If Eric Garner couldn’t breathe, it didn’t start when the officer locked an arm around his throat. It started hundreds of years ago, on green plantations and crowded ships. I imagine whole families being suffocated to death, generations following one another to the grave. When Eric Garner died, what was the last thing he saw? Daniel Pantaleo’s white wrist or the faces of his children? Was even that taken from him?
There’s a video of Eric Garner’s stepfather talking to a driver during a protest following his death. “What’s the future for me?” the driver shouts. “You know what I’m saying, for my child, for my son? What is his future?” He repeats his question until his voice cracks and his eyes glaze over. His mouth stays open, like he needs to keep speaking but doesn’t know what else there is to say, and instead he starts crying.
IV. And we been hangin’ from the same tree ever since.
Six months after George Zimmerman shot Trayvon Martin, I am standing outside Nelson Mandela’s cell on Robben Island. A tour is being led by a former prisoner who retraces the steps of his incarceration every day, trailed by German tourists and solemn college students. Part of me marvels at that—how he must relive the pain, and the blood, and the bruises over and over, which cell was his, does he blink when he walks past it?—but a year and a half later, a week after Michael Brown was shot by Darren Wilson, I am at a protest in Boston Common. And a speaker points at the stooping elm trees, which will be draped with Christmas lights in six months, and screams hoarsely, “They hung people here!”

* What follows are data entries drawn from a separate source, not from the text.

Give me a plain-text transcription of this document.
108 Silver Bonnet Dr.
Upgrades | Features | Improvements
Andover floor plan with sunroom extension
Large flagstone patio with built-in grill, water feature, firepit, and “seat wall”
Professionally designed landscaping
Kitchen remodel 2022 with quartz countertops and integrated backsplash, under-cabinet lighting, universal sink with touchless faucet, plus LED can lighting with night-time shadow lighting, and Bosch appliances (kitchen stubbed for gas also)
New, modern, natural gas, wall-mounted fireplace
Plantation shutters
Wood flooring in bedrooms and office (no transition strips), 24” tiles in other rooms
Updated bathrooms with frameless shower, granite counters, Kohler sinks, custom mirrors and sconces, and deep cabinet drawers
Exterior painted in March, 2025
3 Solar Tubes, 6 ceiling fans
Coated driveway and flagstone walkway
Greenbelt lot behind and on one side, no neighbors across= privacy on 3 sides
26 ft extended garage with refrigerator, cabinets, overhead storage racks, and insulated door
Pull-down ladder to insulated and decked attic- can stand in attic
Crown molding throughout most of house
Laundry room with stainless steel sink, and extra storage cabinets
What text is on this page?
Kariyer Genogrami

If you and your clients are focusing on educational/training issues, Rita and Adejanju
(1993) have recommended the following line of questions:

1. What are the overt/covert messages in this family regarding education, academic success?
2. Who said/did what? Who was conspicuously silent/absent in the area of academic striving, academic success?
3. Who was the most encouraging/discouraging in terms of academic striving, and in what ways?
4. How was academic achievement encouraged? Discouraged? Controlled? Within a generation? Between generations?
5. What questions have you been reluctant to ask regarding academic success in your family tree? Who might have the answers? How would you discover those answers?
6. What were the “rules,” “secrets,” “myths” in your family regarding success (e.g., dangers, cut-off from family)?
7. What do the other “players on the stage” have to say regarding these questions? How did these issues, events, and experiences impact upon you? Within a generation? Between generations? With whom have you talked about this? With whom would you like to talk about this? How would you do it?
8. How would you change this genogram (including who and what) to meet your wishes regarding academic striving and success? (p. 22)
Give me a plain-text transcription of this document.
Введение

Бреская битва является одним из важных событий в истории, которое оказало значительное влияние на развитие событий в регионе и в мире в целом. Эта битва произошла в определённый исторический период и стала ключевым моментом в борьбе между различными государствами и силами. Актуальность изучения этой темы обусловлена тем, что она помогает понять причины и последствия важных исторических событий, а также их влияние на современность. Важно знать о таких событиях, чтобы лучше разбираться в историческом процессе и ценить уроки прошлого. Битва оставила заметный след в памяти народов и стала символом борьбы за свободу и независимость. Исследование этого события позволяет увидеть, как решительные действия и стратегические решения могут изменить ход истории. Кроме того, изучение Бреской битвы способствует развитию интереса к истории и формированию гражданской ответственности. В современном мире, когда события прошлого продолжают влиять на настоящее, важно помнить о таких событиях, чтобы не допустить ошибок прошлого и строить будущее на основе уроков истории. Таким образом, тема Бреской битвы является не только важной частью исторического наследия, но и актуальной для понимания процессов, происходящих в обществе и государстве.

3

And I think of the tour guides at Robben Island, who walk through their own ancient pain every day.
"They hung people here!”
V. Can I talk my shit again?
I read this over again and I’m doing everything wrong. I’m trying to understand a nation’s full volume of pain, and all I can come up with are anecdotes.
VI. When it feels like living is harder than dyin’, for me giving up’s way harder than trying.
When I was a freshman I was dating someone who said he didn't trust black people and man, I didn't say anything, partly because I was 18 and a kid and had barely just learned what my voice sounded like and partly because the last time I disagreed with him he narrowed his eyes ’til they were slits like mine and told me I was lucky he didn't beat the shit out of me.
Three years later I'm thinking of countless mothers and how it feels to consider yourself lucky if you have an argument that doesn't end in a slap, if your son comes home without meeting a policeman's curled-up fist, if you can make it out of New Orleans alive. How some people have to look at that and call it lucky, how some people have to be grateful to be seen as human beings.
VII. And America is now blood and tears instead of milk and honey.
—“Who Will Survive in America?”
If you have been holding someone under water, not much will change if you just release their head. If someone has been drowning, even if you throw your hands up and wait for them to float to the surface, their lungs are still filling with water.
You know, most would have you believe in the loudness of drowning: the shouting, the waving arms, the struggling. But when you’re truly in danger, things can get quiet. If you’re really drowning, you can’t make a noise or kick your feet, and sometimes your body twists itself into a vertical position, so it looks like you’re as upright as anyone else.
Don’t let that fool you.
VIII. Keep your nose out the sky, keep your heart to God. And keep your face to the risin’ sun.
There's a photo taken in 1968 of activist Richard Aoki holding a sign that says, "Yellow peril supports black power." I know I've done everything wrong here, but in the end I think that’s all I wanted to say. If I'm the peril, I'm with you until we're on dry land.